What part of implementation do you not understand?
I am looking for an existign path truncation algorithm (similar to what the Win32 static control does with SS_PATHELLIPSIS) for a set of paths that should focus on the distinct elements.
For example, if my paths are like this:
Unit with X/Test 3V/
Unit with X/Test 4V/
Unit with X/Test 5V/
Unit without X/Test 3V/
Unit without X/Test 6V/
Unit without X/2nd Test 6V/
When not enough display space is available, they should be truncated to something like this:
...with X/...3V/
...with X/...4V/
...with X/...5V/
...without X/...3V/
...without X/...6V/
...without X/2nd ...6V/
(Assuming that an ellipsis generally is shorter than three letters).
This is just an example of a rather simple, ideal case (e.g. they'd all end up at different lengths now, and I wouldn't know how to create a good suggestion when a path "Thingie/Long Test/" is added to the pool).
There is no given structure of the path elements, they are assigned by the user, but often items will have similar segments. It should work for proportional fonts, so the algorithm should take a measure function (and not call it to heavily) or generate a suggestion list.
Data-wise, a typical use case would contain 2..4 path segments anf 20 elements per segment.
I am looking for previous attempts into that direction, and if that's solvable wiht sensible amount of code or dependencies.
I'm assuming you're asking mainly about how to deal with the set of folder names extracted from the same level of hierarchy, since splitting by rows and path separators and aggregating by hierarchy depth is simple.
Your problem reminds me a lot of the longest common substring problem, with the differences that:
You're interested in many substrings, not just one.
You care about order.
These may appear substantial, but if you examine the dynamic-programming solution in the article you can see that it revolves around creating a table of "character collisions" and then looking for the longest diagonal in this table. I think that you could instead enumerate all diagonals in the table by the order in which they appear, and then for each path replace, by order, all appearances of these strings with ellipses.

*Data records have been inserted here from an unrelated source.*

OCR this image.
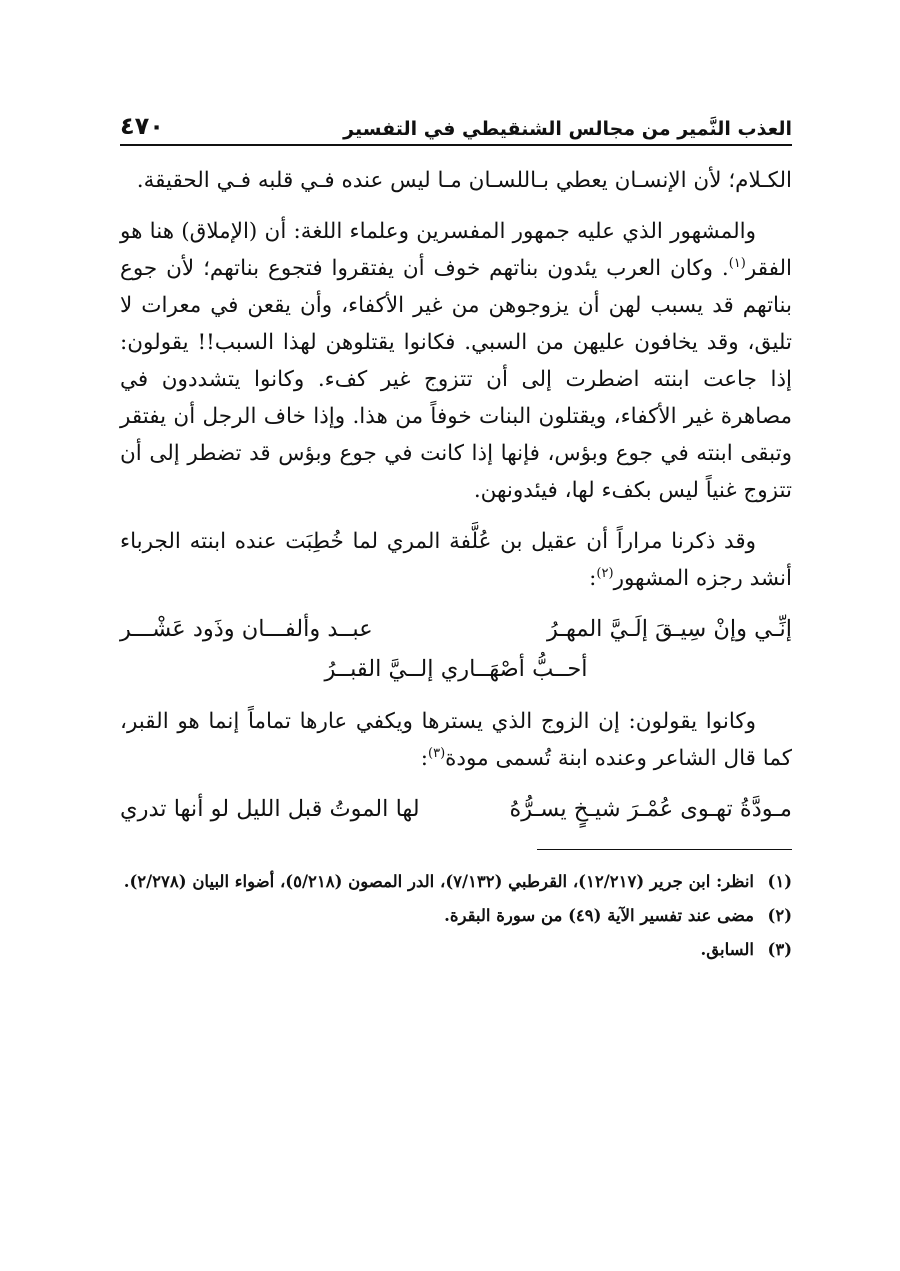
العذب النَّمير من مجالس الشنقيطي في التفسير
٤٧٠

الكـلام؛ لأن الإنسـان يعطي بـاللسـان مـا ليس عنده فـي قلبه فـي الحقيقة.

والمشهور الذي عليه جمهور المفسرين وعلماء اللغة: أن (الإملاق) هنا هو الفقر$^{(١)}$. وكان العرب يئدون بناتهم خوف أن يفتقروا فتجوع بناتهم؛ لأن جوع بناتهم قد يسبب لهن أن يزوجوهن من غير الأكفاء، وأن يقعن في معرات لا تليق، وقد يخافون عليهن من السبي. فكانوا يقتلوهن لهذا السبب!! يقولون: إذا جاعت ابنته اضطرت إلى أن تتزوج غير كفء. وكانوا يتشددون في مصاهرة غير الأكفاء، ويقتلون البنات خوفاً من هذا. وإذا خاف الرجل أن يفتقر وتبقى ابنته في جوع وبؤس، فإنها إذا كانت في جوع وبؤس قد تضطر إلى أن تتزوج غنياً ليس بكفء لها، فيئدونهن.

وقد ذكرنا مراراً أن عقيل بن عُلَّفة المري لما خُطِبَت عنده ابنته الجرباء أنشد رجزه المشهور$^{(٢)}$:

إنِّـي وإنْ سِيـقَ إلَـيَّ المهـرُ
عبــد وألفـــان وذَود عَشْـــر
أحــبُّ أصْهَــاري إلــيَّ القبــرُ

وكانوا يقولون: إن الزوج الذي يسترها ويكفي عارها تماماً إنما هو القبر، كما قال الشاعر وعنده ابنة تُسمى مودة$^{(٣)}$:

مـودَّةُ تهـوى عُمْـرَ شيـخٍ يسـرُّهُ
لها الموتُ قبل الليل لو أنها تدري
(١)
انظر: ابن جرير (١٢/٢١٧)، القرطبي (٧/١٣٢)، الدر المصون (٥/٢١٨)، أضواء البيان (٢/٢٧٨).
(٢)
مضى عند تفسير الآية (٤٩) من سورة البقرة.
(٣)
السابق.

Enforcing a minimal substring length of 2 will return a result similar to what you've outlined in your question.
It does seem like it requires some tinkering with the algorithm (for example, ensuring a certain substring is first in all strings), and then you need to invoke it over your entire set... I hope this at least gives you a possible direction.

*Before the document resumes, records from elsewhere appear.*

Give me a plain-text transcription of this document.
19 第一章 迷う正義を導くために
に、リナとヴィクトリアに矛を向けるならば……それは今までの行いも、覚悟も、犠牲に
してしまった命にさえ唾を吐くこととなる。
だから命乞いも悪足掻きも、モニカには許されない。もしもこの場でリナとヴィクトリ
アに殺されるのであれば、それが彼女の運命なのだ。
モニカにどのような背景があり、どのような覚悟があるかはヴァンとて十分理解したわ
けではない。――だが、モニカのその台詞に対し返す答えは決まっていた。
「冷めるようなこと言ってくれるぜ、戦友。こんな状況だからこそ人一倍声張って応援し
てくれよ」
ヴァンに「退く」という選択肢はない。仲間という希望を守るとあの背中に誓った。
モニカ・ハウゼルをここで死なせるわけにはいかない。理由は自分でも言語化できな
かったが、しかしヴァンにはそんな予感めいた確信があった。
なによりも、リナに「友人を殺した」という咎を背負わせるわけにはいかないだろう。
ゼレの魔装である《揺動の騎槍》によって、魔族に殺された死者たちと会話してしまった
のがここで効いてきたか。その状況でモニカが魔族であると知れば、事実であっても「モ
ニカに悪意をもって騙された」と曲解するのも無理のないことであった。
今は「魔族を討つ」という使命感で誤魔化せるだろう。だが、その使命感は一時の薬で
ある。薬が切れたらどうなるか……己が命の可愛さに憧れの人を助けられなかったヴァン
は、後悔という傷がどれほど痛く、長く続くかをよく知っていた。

Well, the "natural number" ordering part is actually easy, simply replace all numbers with formatted number where there is enough leading zeroes, eg. Test 9V -> Test 000009V and Test 12B -> Test 000012B. These are now sortable by standard methods.
For the actual ellipsisizing. Unless this is actually a huge system, I'd just add manual ellipsisizing "list" (of regexes, for flexibility and pain) that'd turn certain words into ellipses. This does requires continuous work, but coming up with the algorithm eats your time too; there are myriads of corner cases.

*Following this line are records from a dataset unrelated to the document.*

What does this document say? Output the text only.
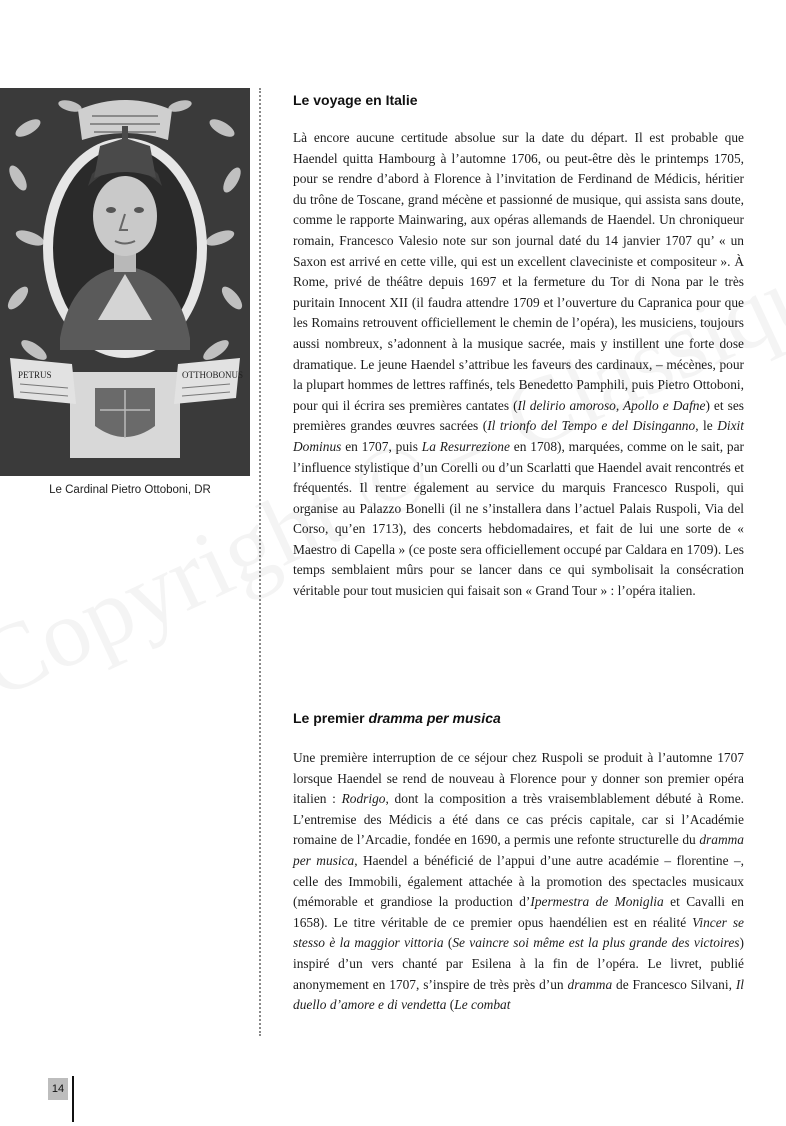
PETRUS	OTTHOBONUS
Le Cardinal Pietro Ottoboni, DR
Le voyage en Italie

Là encore aucune certitude absolue sur la date du départ. Il est probable que Haendel quitta Hambourg à l’automne 1706, ou peut-être dès le printemps 1705, pour se rendre d’abord à Florence à l’invitation de Ferdinand de Médicis, héritier du trône de Toscane, grand mécène et passionné de musique, qui assista sans doute, comme le rapporte Mainwaring, aux opéras allemands de Haendel. Un chroniqueur romain, Francesco Valesio note sur son journal daté du 14 janvier 1707 qu’ « un Saxon est arrivé en cette ville, qui est un excellent claveciniste et compositeur ». À Rome, privé de théâtre depuis 1697 et la fermeture du Tor di Nona par le très puritain Innocent XII (il faudra attendre 1709 et l’ouverture du Capranica pour que les Romains retrouvent officiellement le chemin de l’opéra), les musiciens, toujours aussi nombreux, s’adonnent à la musique sacrée, mais y instillent une forte dose dramatique. Le jeune Haendel s’attribue les faveurs des cardinaux, – mécènes, pour la plupart hommes de lettres raffinés, tels Benedetto Pamphili, puis Pietro Ottoboni, pour qui il écrira ses premières cantates (Il delirio amoroso, Apollo e Dafne) et ses premières grandes œuvres sacrées (Il trionfo del Tempo e del Disinganno, le Dixit Dominus en 1707, puis La Resurrezione en 1708), marquées, comme on le sait, par l’influence stylistique d’un Corelli ou d’un Scarlatti que Haendel avait rencontrés et fréquentés. Il rentre également au service du marquis Francesco Ruspoli, qui organise au Palazzo Bonelli (il ne s’installera dans l’actuel Palais Ruspoli, Via del Corso, qu’en 1713), des concerts hebdomadaires, et fait de lui une sorte de « Maestro di Capella » (ce poste sera officiellement occupé par Caldara en 1709). Les temps semblaient mûrs pour se lancer dans ce qui symbolisait la consécration véritable pour tout musicien qui faisait son « Grand Tour » : l’opéra italien.

Le premier dramma per musica

Une première interruption de ce séjour chez Ruspoli se produit à l’automne 1707 lorsque Haendel se rend de nouveau à Florence pour y donner son premier opéra italien : Rodrigo, dont la composition a très vraisemblablement débuté à Rome. L’entremise des Médicis a été dans ce cas précis capitale, car si l’Académie romaine de l’Arcadie, fondée en 1690, a permis une refonte structurelle du dramma per musica, Haendel a bénéficié de l’appui d’une autre académie – florentine –, celle des Immobili, également attachée à la promotion des spectacles musicaux (mémorable et grandiose la production d’Ipermestra de Moniglia et Cavalli en 1658). Le titre véritable de ce premier opus haendélien est en réalité Vincer se stesso è la maggior vittoria (Se vaincre soi même est la plus grande des victoires) inspiré d’un vers chanté par Esilena à la fin de l’opéra. Le livret, publié anonymement en 1707, s’inspire de très près d’un dramma de Francesco Silvani, Il duello d’amore e di vendetta (Le combat

14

I'd probably try a "Floodfill" approach. Arrange first level of directories as you would a bitmap, every letter is a pixel. iterate over all characters that are in names of directories. with all of them, "paint" this same character, then "paint" the next character from first string such that it follows this previous character (and so on etc.) Then select the longest painted string that you find.
Example (if prefixed with *, it's painted)
Foo
BarFoo
*Foo
Bar*Foo
*F*oo
Bar*F*oo
...
note that:
*ofoo
b*oo
*o*foo
b*oo
.. painting of first 'o' stops since there are no continuing characters.
of*oo
b*oo
...
And then you get to to second "o" and it will find a substring of at least 2.
So you will have to iterate over most possible character instances (one optimization is to stop in each string at position Length-n, where n is the longest already found common substring. But then there is yet another problem (here with "Beta Beta")
| <- visibility cutout
Alfa Beta Gamma Delta 1
Alfa Beta Gamma Delta 2
Alfa Beta Beta 1
Alfa Beta Beta 2
Beta Beta 1
Beta Beta 2
Beta Beta 3
Beta Beta 4
What do you want to do? Cut Alfa Beta Gamma Delta or Alfa Beta or Beta Beta or Beta?
This is a bit rambling, but might be entertaining :).